Encourage Independence

By the time kids are 5 or 6, they’re ready to master a simple recipe. These dishes require little or no help from you. 

17. Fruit and Cinnamon Snack Mix. The team at General Mills created the perfect road trip snack: Add 6 cups of Cinnamon Toast Crunch cereal, 1 cup of yogurt-covered raisins, 1 cup of dried cranberries, 1 cup of banana chips, and 2 cups of pretzel snaps to a large mixing bowl and toss all ingredients together. Separate into small airtight containers for a quick grab-and-go snack.

18. Yogi-Berries. Chef Keith Williamson, of Datz restaurant, in Tampa, has been making this snack with his daughter since she was 5: Using a toothpick, they dip any kind of berries in plain or vanilla Greek yogurt and place them on a cooking sheet lined with parchment paper. Freeze for an hour, then eat!

19. Homemade Hummus. Kids attending Food Network Stars chef Chris Nirschel’s camp in New York City make this: Open a can of chickpeas.
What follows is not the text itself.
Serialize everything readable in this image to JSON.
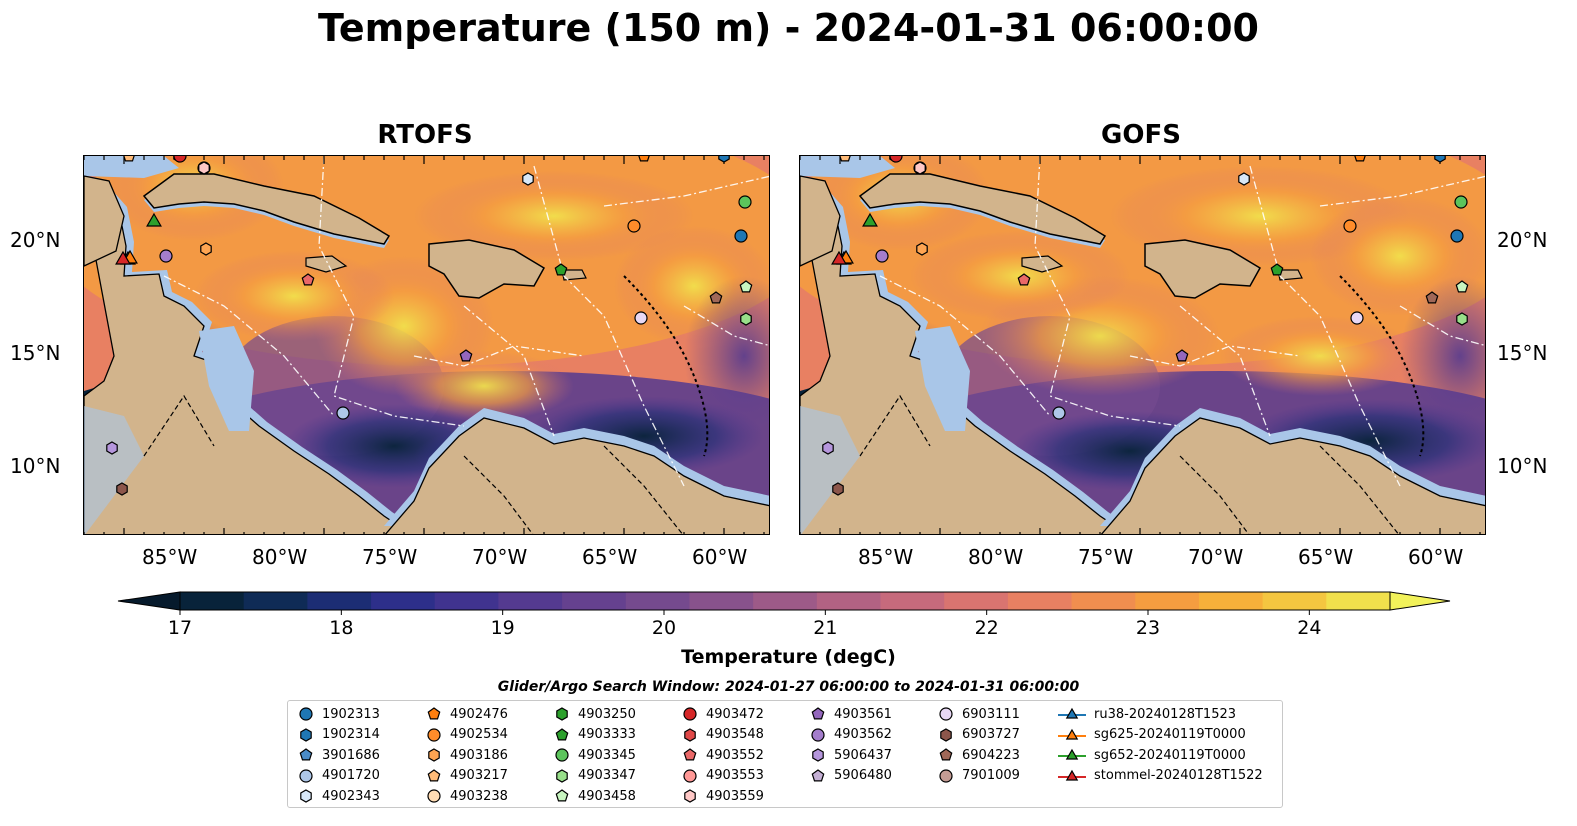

Ask your child to drain and rinse them, saving the liquid. Put beans in the blender along with 2 Tbs. olive oil, 1½ Tbs. lemon juice, 1 chopped garlic clove, ½ tsp. cumin, ½ tsp. salt, and 2 Tbs. liquid. She may need help measuring ingredients. Help start the blender and mix until smooth.

20. Sleepover Oats. Monica Auslander, R.D., founder of Essence Nutrition, in Miami, came up with this recipe, a perfect slumber-party activity. Mix 1 cup rolled oats, 1 cup milk (any kind), ½ tsp. cinnamon, 1 Tbs. chia seeds, 2 Tbs. chopped nuts, 1 tsp. vanilla extract, and 2 Tbs. dark-chocolate chips. Divide into three small Mason jars. 

21. Three-Ingredient Pancakes. Kids can make the simple batter and you do the cooking on the griddle, says Kalloo. Ask your child to mash a large, ripe banana and crack and whisk an egg. Then whisk the banana, beaten egg, and ¼ cup shredded carrots in a bowl. You pour the batter in 1½-in. rounds on a griddle greased with coconut oil or unsalted butter. Cook for 2 to 3 minutes, flipping once after 1 to 2 minutes. Your child can spoon on Greek yogurt, drizzle on honey, or both. 

22. Multicourse Mexican. Order the adorable Taco Truck Fun Kit ($20) to get recipes for guac and chips, street tacos, and arroz con pollo plus two kid-size cooking tools.